I don't understand this facination with using low weight braid sizes (20 lb or less)! You buy braid for two reasons: stronger with equiv line dia and less stretch. If you normally fish with 12lb Big Game or Ande then you should be using 40lb braid min. If you normally used 10 lb mono, then you should be using 30lb braid! No one needs 200-300 yds of line on a reel in the bays... you ain't casting that far and no fish will pull that far! Larger braid is more forgiving, much stronger, will NOT bury itself on a hookset, handles nicks, rocks, shells, props, power poles, etc better. And I can outcast any mono and any spinner out there with FINS 40lb PRT and my Laguna Rod and I never break off a fish... cant afford that in Redfish tourneys,,, ever! There... my .02!


----------



## blackmagic (May 13, 2011)

I use the 20 lb wintamer and its amazing nuff' said.my opinion of PP is it takes forever to break in and just doesnt have the performance FINS does......just my opinion...


----------



## letsgofishin (Sep 28, 2009)

*Same here*



troutsupport said:


> BayStlth... that's a little hard to tell exactly what is happening.. did it happen after catching fish... try loosening the drag in that case... or did it happen after popping the cork.. in that cast.. pop it less hard; for trout all you need is a little pop that mimics a trout hitting the surface . One other scenario is what weight cork are you using. if you are casting a big weighted popping cork it could be digging in on the cast and then it would also have enough momentum to snap the line if it pulled into the reel of line on the cast. In that case... use smaller lighter popping corks.. you don't need the big huge ones anyway..
> 
> Tripletime.. I like FINS, but I was wondering why you want to go down to 20? I have used 20 on spinning reels before and that worked ok.. but have found I get less backlashes with 30lb - 50lb on a casting reel. Also the bigger lines have more abrasion resistance and don't dig into the reel. The 20 is so small in dia that any nick at all from an oyster or barnacle or even a gill and it's pretty well compromised and will break.. but if you've tried it and like it then it's all good.. just sharing my experience with it.

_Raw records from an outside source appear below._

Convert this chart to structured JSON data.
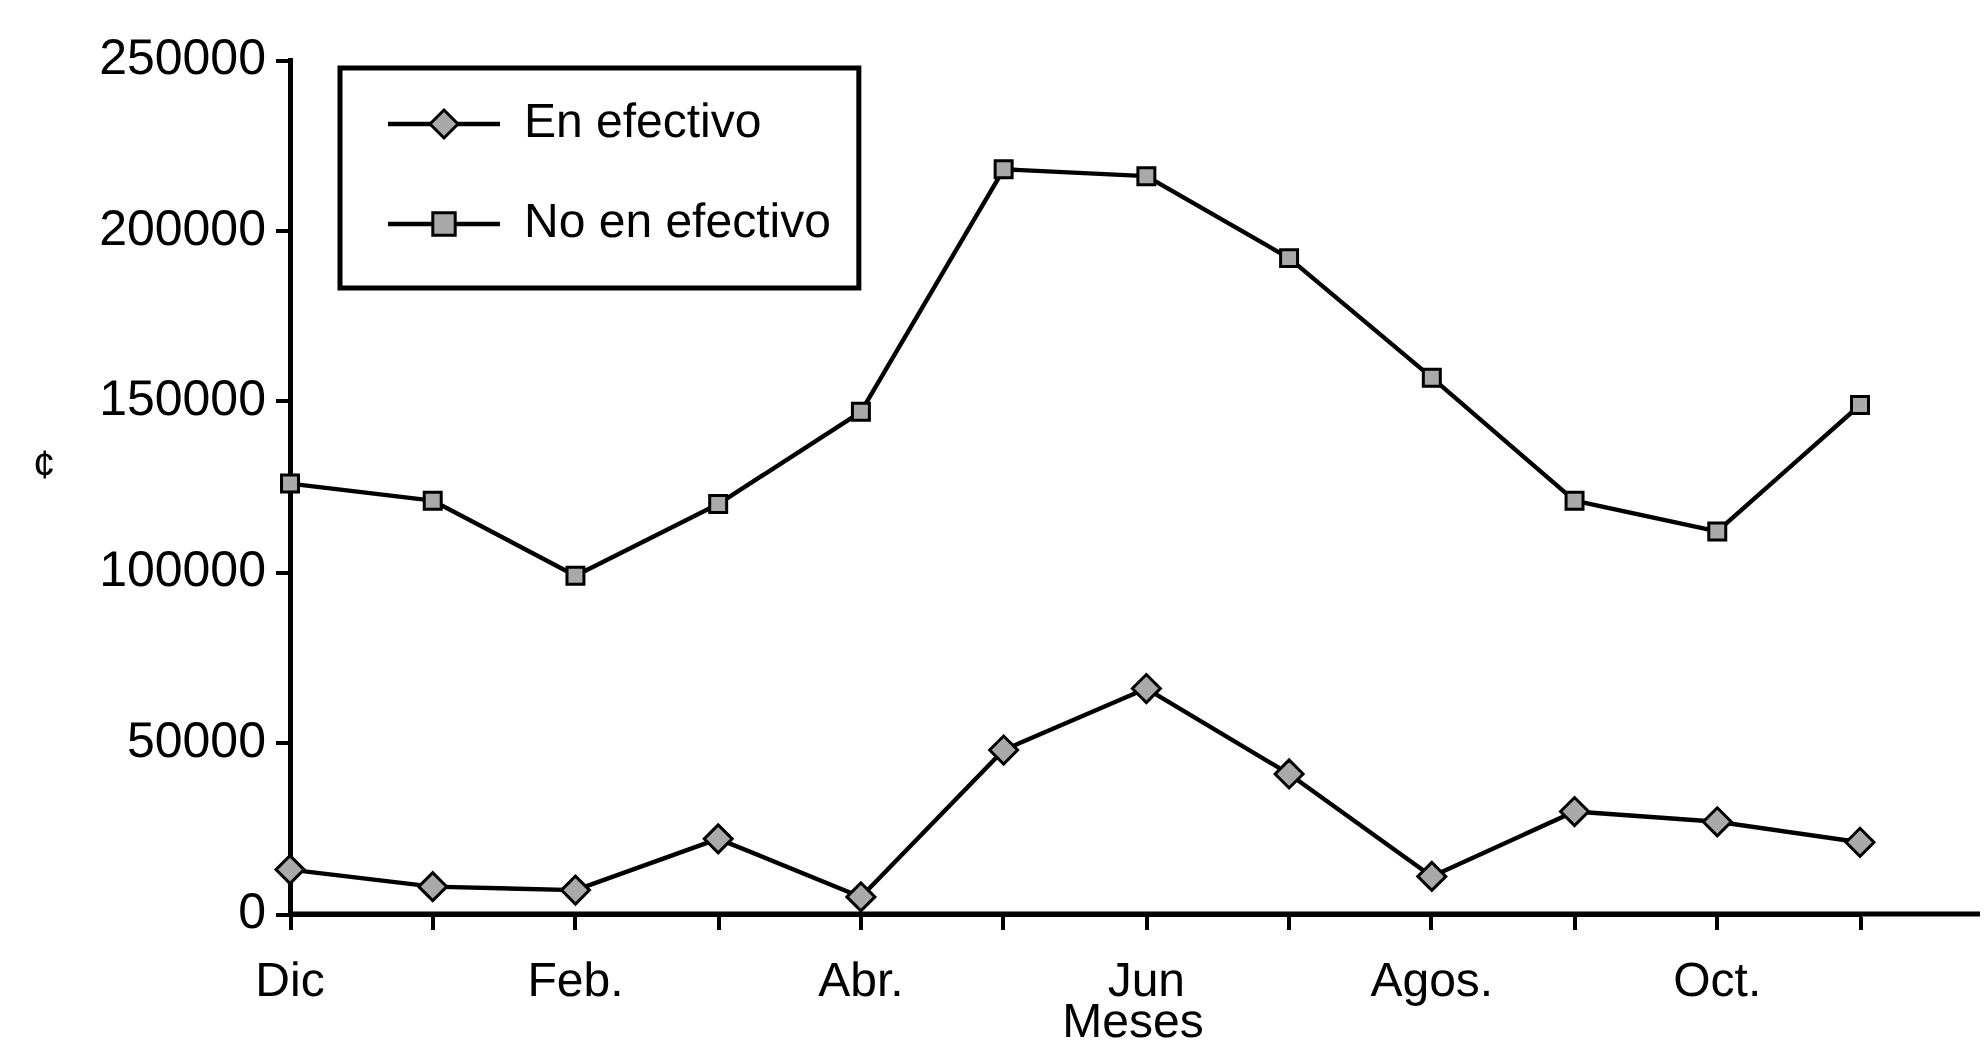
{
  "chart_data": {
    "type": "line",
    "xlabel": "Meses",
    "ylabel": "¢",
    "categories": [
      "Dic",
      null,
      "Feb.",
      null,
      "Abr.",
      null,
      "Jun",
      null,
      "Agos.",
      null,
      "Oct.",
      null
    ],
    "series": [
      {
        "name": "En efectivo",
        "color": "#000000",
        "marker": "diamond",
        "values": [
          13000,
          8000,
          7000,
          22000,
          5000,
          48000,
          66000,
          41000,
          11000,
          30000,
          27000,
          21000
        ]
      },
      {
        "name": "No en efectivo",
        "color": "#000000",
        "marker": "square",
        "values": [
          126000,
          121000,
          99000,
          120000,
          147000,
          218000,
          216000,
          192000,
          157000,
          121000,
          112000,
          149000
        ]
      }
    ],
    "ylim": [
      0,
      250000
    ],
    "yticks": [
      0,
      50000,
      100000,
      150000,
      200000,
      250000
    ],
    "legend": "top left"
  }
}
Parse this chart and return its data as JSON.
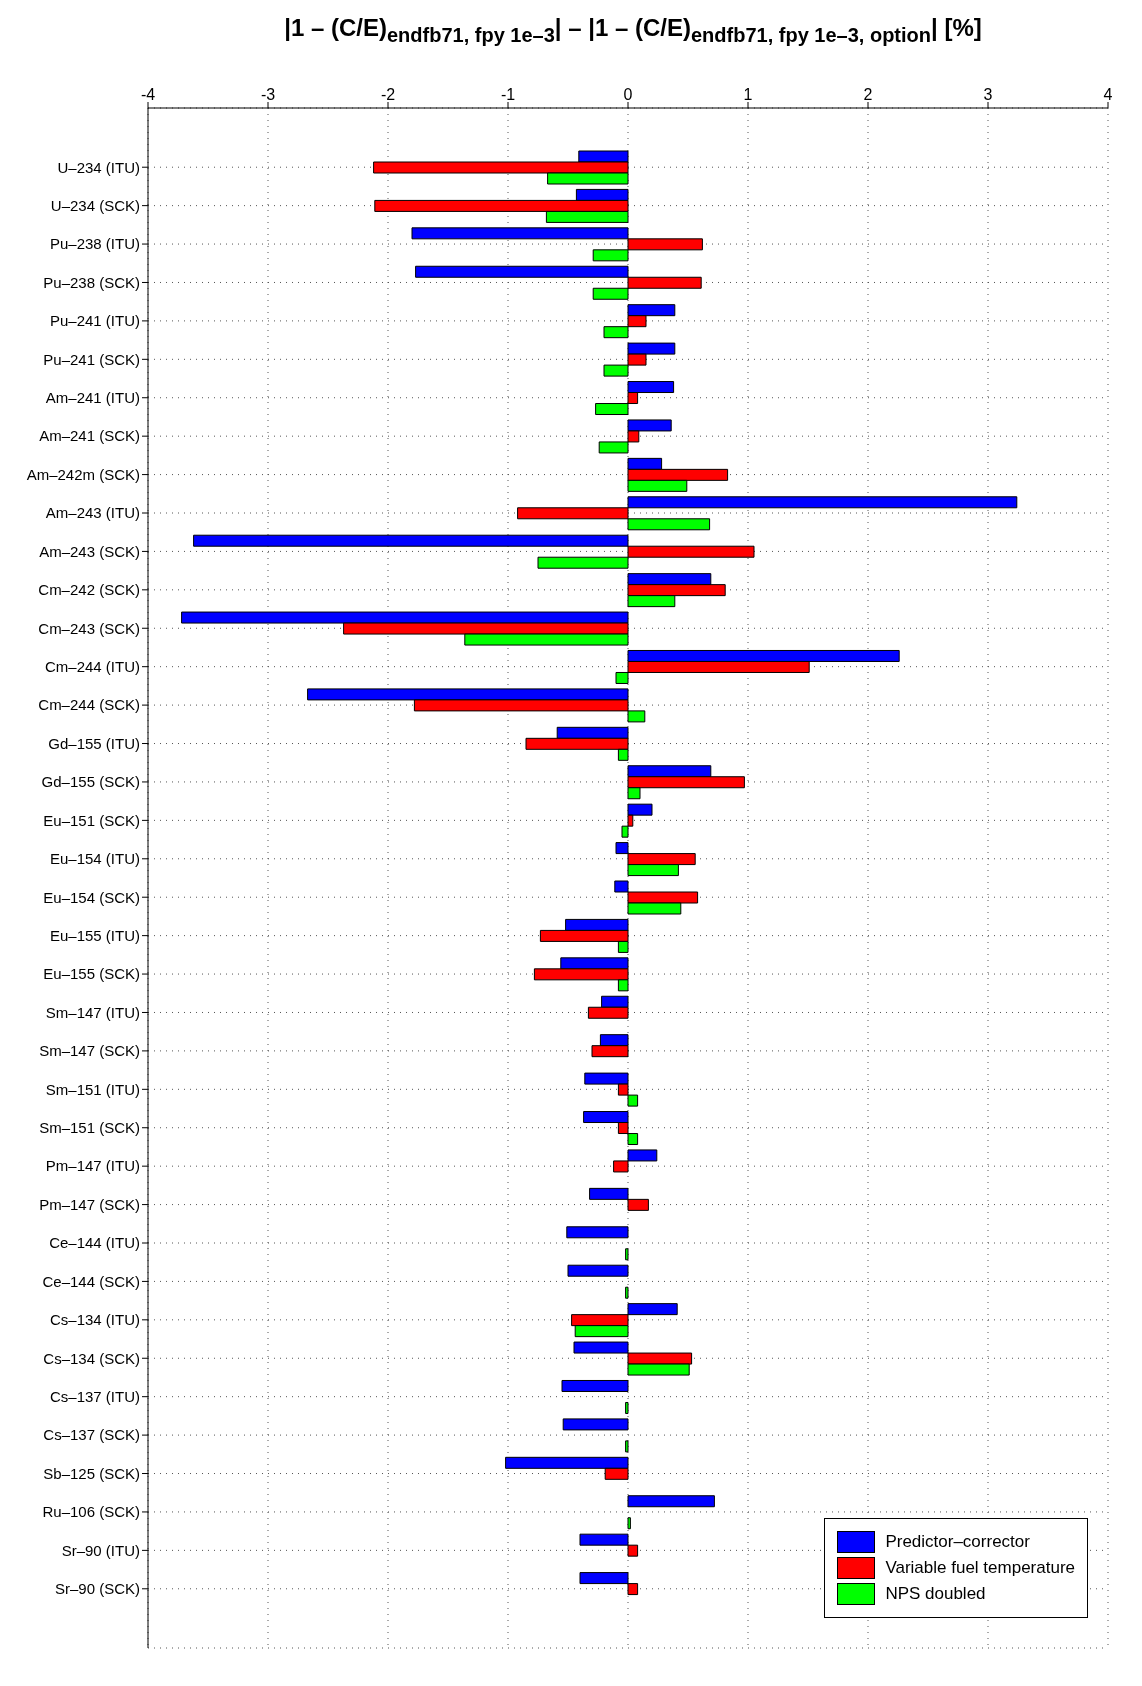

Personally with any braid PP or WT I use a backing of mono. I have see this problem before when we were fishing the jetties with baitcasters and very heavy drag settings for bull reds. Never on spinning reels that were properly loaded. I do agree with TS the larger line is less likey to cause problems. I generally use 30 # test. I love the PINK stuff!
:texasflag


----------



## Dampy (Oct 3, 2011)

the NEW Power Pro looks interesting...

http://www.powerpro.com/publish/con...wer_pro_v2/products/powerpro_super_slick.html


----------



## KevinT (Feb 21, 2006)

I've used all three extensively and to my experience, nothing comes close to suffix. Not even close.


----------



## TeenWader (Oct 1, 2011)

Wintamer all the way!


----------



## Tripletime (Nov 2, 2005)

Thanks guys for all the responses. By the way, I am not planning on changing from 30 lb to 20 lb test. I use primarily a spinning outfit and have extra spools so I'd like to have each available if I choose to switch. I have plenty of 30 lb Sufix to last me for the next few years so I thought I'd try something else out. I used to use Power Pro in the 20 lb variety and like the lighter line... I just was able to cast it farther so having some of it around along with the 30 lb braid appeals to me.

Anyway, thanks again for the responses, experiences, and insight... your continued willingness to help a fellow fisherman out is what makes this site an invaluable resource. Tight lines and God Bless.


----------



## JuanC (Nov 5, 2006)

Does anyone have any experience with Cortland Master Braid?


----------



## baystlth22 (Aug 12, 2008)

Thanks everyone for the info. I was using a heavier popping cork ( midcoast ) and had the line snap on the throw 4 times in one day. I will try a heavier pound test and see if that stops my problem if not will go back to mono. Will be a shame if I have to I certianly had more hookups with the no stretch and sensitivy, and casted great as well. but can't afford to by popping corks by the dozens lol.


----------



## teamfirstcast (Aug 23, 2006)

Try a smooth sweeping cast without snapping the rod.. it's the uneven jerk on the reel as the weight of the cork and the bait swings around. I use an unweigted MidCoast cork to prevent exactly what you are seeing... works great and my lure flies like an arrow! Try it!!


----------



## Dampy (Oct 3, 2011)

teamfirstcast said:


> Try a smooth sweeping cast without snapping the rod.. it's the uneven jerk on the reel as the weight of the cork and the bait swings around. I use an unweigted MidCoast cork to prevent exactly what you are seeing... works great and my lure flies like an arrow! Try it!!


I'm curous, how does the un-weighted cork 'sit' in the water? Or does it lay on its side?


----------